Utilities to randomly select smaller datasets from larger datasets

Usage

import util::Sampling;

Dependencies

import util::Math;
import Map;
import List;
import Set;

Description

Sampling is important when the analysis algorithms do not scale to the size of the original corpus, or when you need to train an analysis on a representative set without overfitting on the entire corpus. These sampling functions all assume that a uniformly random selection is required.

function sample

Reduce the arity of a set by selecting a uniformly distributed sample.

set[&T] sample(set[&T] corpus, int target)

A uniform subset is computed by iterating over the set and skipping every element with a probability of 1/(size(corpus) / target). This rapidly generates a new set of expected target size, but most probably a little smaller or larger.

Examples

rascal>import util::Sampling;
ok
rascal>sample({"a","b","c","e","f","g","h","i","j","k"}, 4)
set[str]: {"a","b","c","e","g","i","j"}
rascal>sample({"a","b","c","e","f","g","h","i","j","k"}, 4)
set[str]: {"a","c","e","f","g","h"}
rascal>sample({"a","b","c","e","f","g","h","i","j","k"}, 4)
set[str]: {"a","e","g","i","j"}

function sample

Reduce the length of a list by selecting a uniformly distributed sample.

list[&T] sample(list[&T] corpus, int target)

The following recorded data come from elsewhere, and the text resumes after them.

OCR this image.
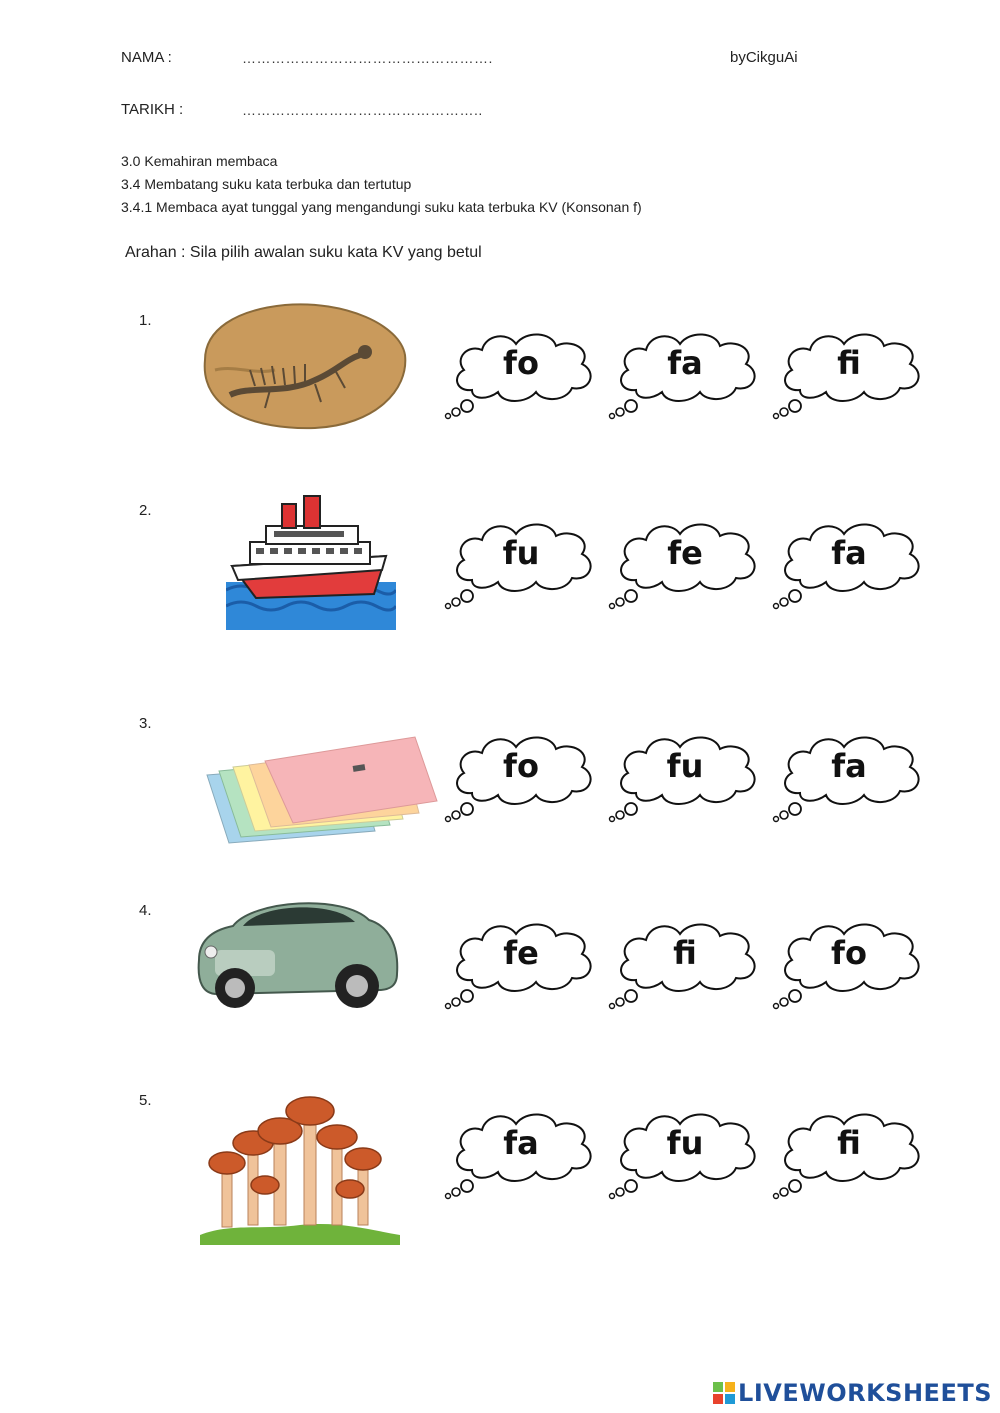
NAMA :	…………………………………………….	byCikguAi
TARIKH :	…………………………………………..
3.0 Kemahiran membaca
3.4 Membatang suku kata terbuka dan tertutup
3.4.1 Membaca ayat tunggal yang mengandungi suku kata terbuka KV (Konsonan f)
Arahan : Sila pilih awalan suku kata KV yang betul
1.
fo	fa	fi
2.
fu	fe	fa
3.
fo	fu	fa
4.
fe	fi	fo
5.
fa	fu	fi
LIVEWORKSHEETS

The random selection of elements does not change their initial order in the list. A uniform sublist is computed by iterating over the list and skipping every element with a probability of 1/(size(corpus) / target). This rapidly generates a new list of expected target size, but most probably a little smaller or larger.

Examples

rascal>import util::Sampling;
ok
rascal>sample([1..1000], 30)
list[int]: [21,44,68,107,112,152,171,175,256,261,262,282,330,367,396,415,431,435,459,461,520,587,590,620,621,656,660,663,706,709,782,827,898,915,953,978]
rascal>sample([1..1000], 30)
list[int]: [2,17,53,61,120,126,135,148,212,264,278,344,360,383,410,414,432,446,455,467,492,502,507,515,544,553,622,646,774,786,822,849,854,857,905,908,941,943,946,977]
rascal>sample([1..1000], 30)
list[int]: [13,16,21,30,71,105,141,221,289,292,299,311,376,396,424,429,554,583,692,751,778,796,803,805,848,887,896,905,942,959]

function sample

Reduce the size of a map by selecting a uniformly distributed sample.

map[&T,&U] sample(map[&T,&U] corpus, int target)

A uniform submap is computed by iterating over the map's keys and skipping every key with a probability of 1/(size(corpus) / target). This rapidly generates a new map of expected target size, but most probably a little smaller or larger.